Pensioenportefeuille | Opkomende landen doen weer mee
Na een roerige zomer heeft ook de Pensioenportefeuille de weg omhoog weer gevonden. Medio juni voerde ik twee wijzigingen door waar, gezien de stevige cashpositie van destijds ruim 21%, alle ruimte voor was.
De eerste wijziging was een uitbreiding van de edelmetaal-beleggingen door een zilverpositie aan de bestaande goudpositie toe te voegen. Ik schreef vier maanden geleden dat zilver weliswaar volatieler is dan goud maar ook meer koerspotentieel bood. Het eerste is duidelijk gebleken, het tweede helaas nog niet.
Sinds de aankoop medio juni is de iShares Physical Silver ETC eerst met 9% gedaald om vervolgens vanaf de eerste week van augustus – na een korte terugval – met ruim 18% te stijgen.
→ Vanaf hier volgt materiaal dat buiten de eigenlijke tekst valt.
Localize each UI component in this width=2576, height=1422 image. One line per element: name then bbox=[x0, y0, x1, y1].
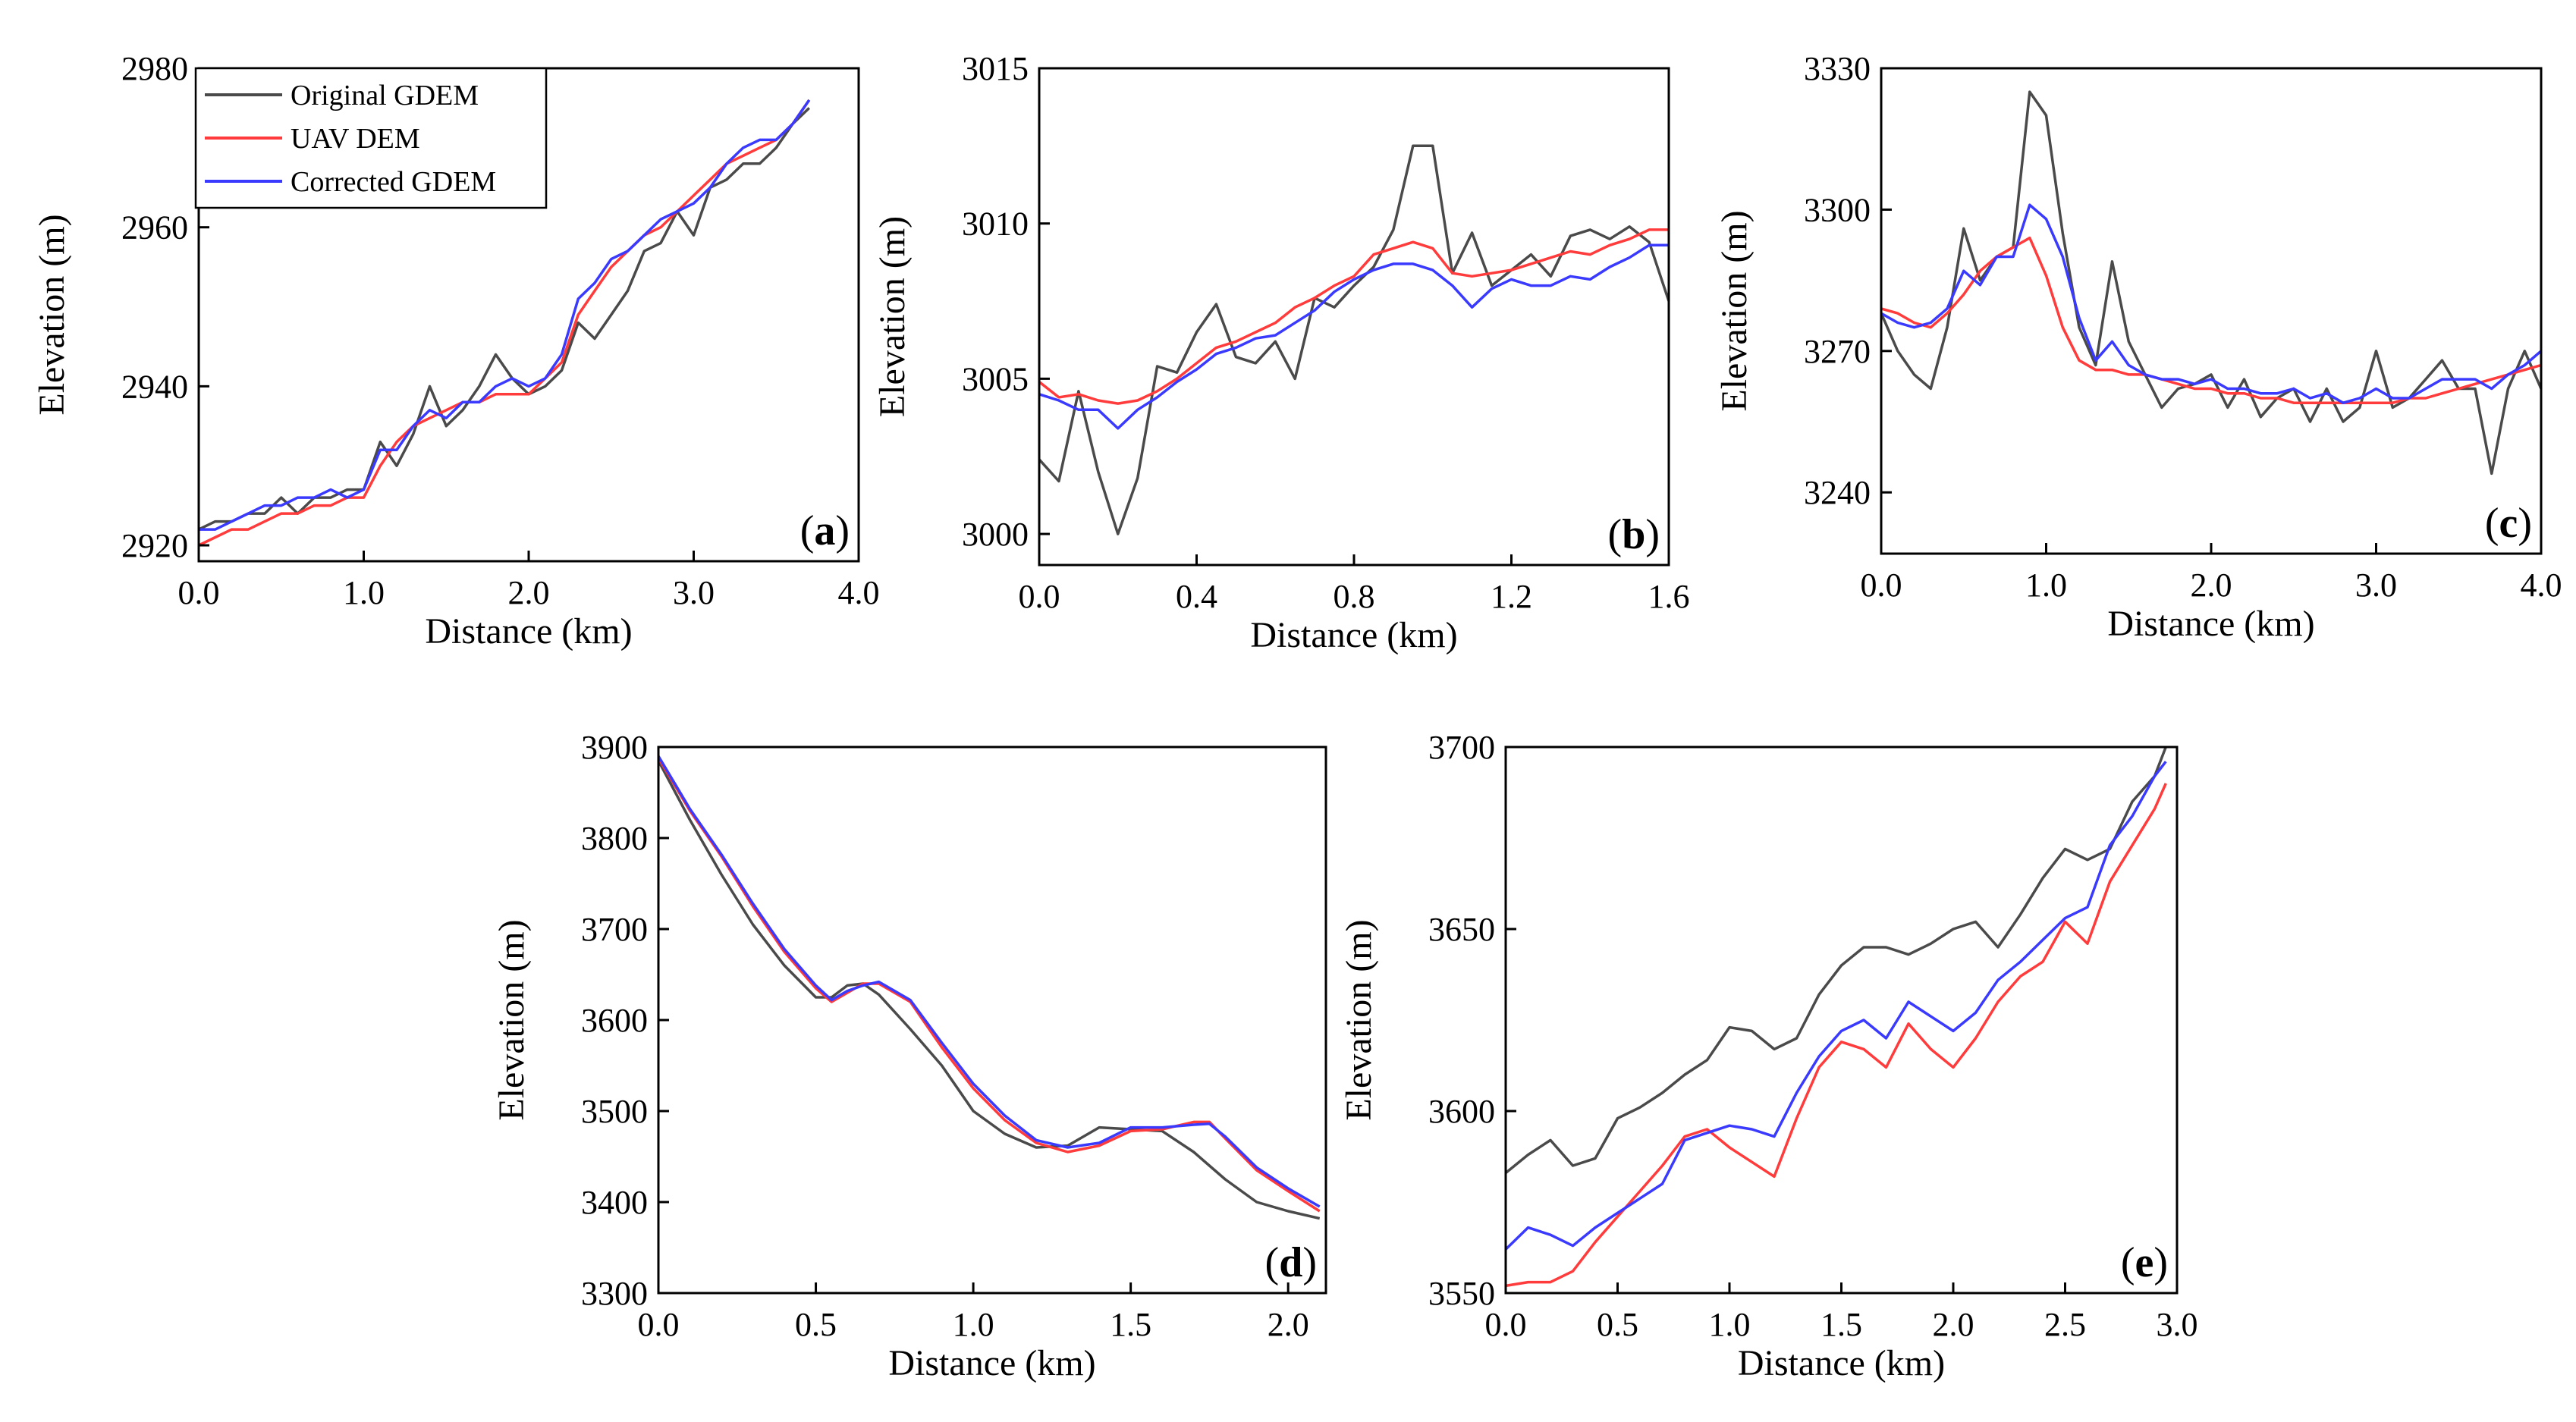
y-axis-label-d: Elevation (m) bbox=[492, 919, 532, 1120]
series-line-corrected-b bbox=[1038, 243, 1669, 430]
y-tick-label-b-0: 3000 bbox=[962, 516, 1029, 553]
x-tick-label-c-3: 3.0 bbox=[2355, 567, 2397, 604]
x-tick-label-c-1: 1.0 bbox=[2025, 567, 2067, 604]
x-axis-label-c: Distance (km) bbox=[2107, 604, 2314, 644]
chart-panel-d: 0.0 0.5 1.0 1.5 2.0 3300 3400 3500 3600 3700 3800 3… bbox=[492, 729, 1327, 1383]
series-line-corrected-c bbox=[1880, 203, 2543, 404]
y-tick-label-c-0: 3240 bbox=[1804, 474, 1871, 511]
legend-label-original: Original GDEM bbox=[291, 80, 479, 111]
series-line-corrected-d bbox=[657, 755, 1321, 1208]
panel-label-a: (a) bbox=[800, 507, 850, 554]
x-tick-label-b-1: 0.4 bbox=[1176, 578, 1217, 615]
x-tick-label-b-0: 0.0 bbox=[1019, 578, 1060, 615]
y-tick-label-d-5: 3800 bbox=[581, 820, 648, 857]
y-tick-label-c-2: 3300 bbox=[1804, 191, 1871, 228]
y-tick-label-d-1: 3400 bbox=[581, 1184, 648, 1221]
x-tick-label-a-2: 2.0 bbox=[508, 574, 550, 611]
chart-panel-a: 0.0 1.0 2.0 3.0 4.0 2920 2940 2960 2980 Distance … bbox=[32, 50, 880, 651]
x-tick-label-b-2: 0.8 bbox=[1334, 578, 1375, 615]
chart-panel-b: 0.0 0.4 0.8 1.2 1.6 3000 3005 3010 3015 Distance … bbox=[872, 50, 1690, 655]
x-tick-label-e-4: 2.0 bbox=[1933, 1306, 1974, 1343]
x-tick-label-b-4: 1.6 bbox=[1648, 578, 1690, 615]
chart-panel-e: 0.0 0.5 1.0 1.5 2.0 2.5 3.0 3550 3600 3650 3700 Dis… bbox=[1339, 729, 2198, 1383]
x-axis-label-b: Distance (km) bbox=[1250, 615, 1457, 655]
x-tick-label-c-2: 2.0 bbox=[2191, 567, 2232, 604]
x-tick-label-e-3: 1.5 bbox=[1820, 1306, 1862, 1343]
x-tick-label-d-4: 2.0 bbox=[1268, 1306, 1309, 1343]
y-tick-label-c-1: 3270 bbox=[1804, 333, 1871, 370]
series-line-corrected-e bbox=[1504, 761, 2167, 1251]
y-tick-label-d-0: 3300 bbox=[581, 1275, 648, 1312]
y-tick-label-d-4: 3700 bbox=[581, 911, 648, 948]
y-tick-label-b-2: 3010 bbox=[962, 206, 1029, 243]
x-tick-label-a-1: 1.0 bbox=[343, 574, 385, 611]
series-line-uav-c bbox=[1880, 236, 2542, 404]
series-line-uav-e bbox=[1505, 783, 2167, 1288]
x-tick-label-b-3: 1.2 bbox=[1491, 578, 1532, 615]
y-tick-label-d-2: 3500 bbox=[581, 1093, 648, 1130]
y-tick-label-a-2: 2960 bbox=[121, 209, 188, 246]
series-line-uav-a bbox=[198, 99, 811, 547]
y-tick-label-e-2: 3650 bbox=[1428, 911, 1495, 948]
y-tick-label-a-3: 2980 bbox=[121, 50, 188, 87]
y-tick-label-e-1: 3600 bbox=[1428, 1093, 1495, 1130]
x-tick-label-e-0: 0.0 bbox=[1485, 1306, 1527, 1343]
y-axis-label-c: Elevation (m) bbox=[1714, 210, 1755, 411]
panel-label-c: (c) bbox=[2485, 500, 2532, 547]
panel-label-e: (e) bbox=[2121, 1239, 2168, 1286]
legend-label-corrected: Corrected GDEM bbox=[291, 166, 496, 198]
x-tick-label-e-6: 3.0 bbox=[2157, 1306, 2198, 1343]
x-tick-label-a-0: 0.0 bbox=[178, 574, 220, 611]
y-tick-label-c-3: 3330 bbox=[1804, 50, 1871, 87]
legend-label-uav: UAV DEM bbox=[291, 123, 420, 155]
x-tick-label-d-2: 1.0 bbox=[953, 1306, 994, 1343]
series-line-original-b bbox=[1038, 144, 1670, 535]
x-tick-label-e-2: 1.0 bbox=[1709, 1306, 1751, 1343]
y-tick-label-b-3: 3015 bbox=[962, 50, 1029, 87]
chart-panel-c: 0.0 1.0 2.0 3.0 4.0 3240 3270 3300 3330 Distance … bbox=[1714, 50, 2562, 644]
panel-label-b: (b) bbox=[1608, 511, 1660, 558]
y-axis-label-a: Elevation (m) bbox=[32, 214, 72, 415]
x-tick-label-a-4: 4.0 bbox=[838, 574, 880, 611]
x-tick-label-d-0: 0.0 bbox=[638, 1306, 680, 1343]
y-tick-label-d-6: 3900 bbox=[581, 729, 648, 766]
x-axis-label-e: Distance (km) bbox=[1738, 1343, 1945, 1383]
y-axis-label-b: Elevation (m) bbox=[872, 216, 913, 417]
x-tick-label-d-3: 1.5 bbox=[1110, 1306, 1151, 1343]
y-tick-label-a-1: 2940 bbox=[121, 368, 188, 405]
series-line-corrected-a bbox=[199, 99, 811, 531]
y-tick-label-b-1: 3005 bbox=[962, 360, 1029, 397]
x-axis-label-a: Distance (km) bbox=[425, 611, 632, 651]
y-tick-label-d-3: 3600 bbox=[581, 1002, 648, 1039]
x-tick-label-d-1: 0.5 bbox=[795, 1306, 837, 1343]
series-line-uav-b bbox=[1038, 228, 1669, 405]
panel-label-d: (d) bbox=[1265, 1239, 1317, 1286]
series-line-original-e bbox=[1504, 746, 2167, 1174]
x-tick-label-c-4: 4.0 bbox=[2521, 567, 2562, 604]
x-tick-label-e-5: 2.5 bbox=[2044, 1306, 2086, 1343]
x-tick-label-e-1: 0.5 bbox=[1597, 1306, 1638, 1343]
y-tick-label-e-3: 3700 bbox=[1428, 729, 1495, 766]
y-axis-label-e: Elevation (m) bbox=[1339, 919, 1379, 1120]
x-axis-label-d: Distance (km) bbox=[888, 1343, 1095, 1383]
x-tick-label-a-3: 3.0 bbox=[673, 574, 715, 611]
y-tick-label-e-0: 3550 bbox=[1428, 1275, 1495, 1312]
x-tick-label-c-0: 0.0 bbox=[1861, 567, 1902, 604]
series-line-original-d bbox=[657, 760, 1321, 1220]
legend: Original GDEM UAV DEM Corrected GDEM bbox=[194, 67, 548, 209]
y-tick-label-a-0: 2920 bbox=[121, 527, 188, 564]
series-line-uav-d bbox=[657, 757, 1321, 1213]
Dat zijn veel grotere fluctuaties dan de iShares Physical Gold ETC in diezelfde periode liet zien. Bovendien heeft goud sinds de toevoeging van zilver aan de Pensioenportefeuille ook nog eens een hoger rendement dan zilver behaald. Toch ben ik vooralsnog niet ontevreden met een rendement van 6,4% in euro’s van de zilver-ETF sinds de aankoop medio juni.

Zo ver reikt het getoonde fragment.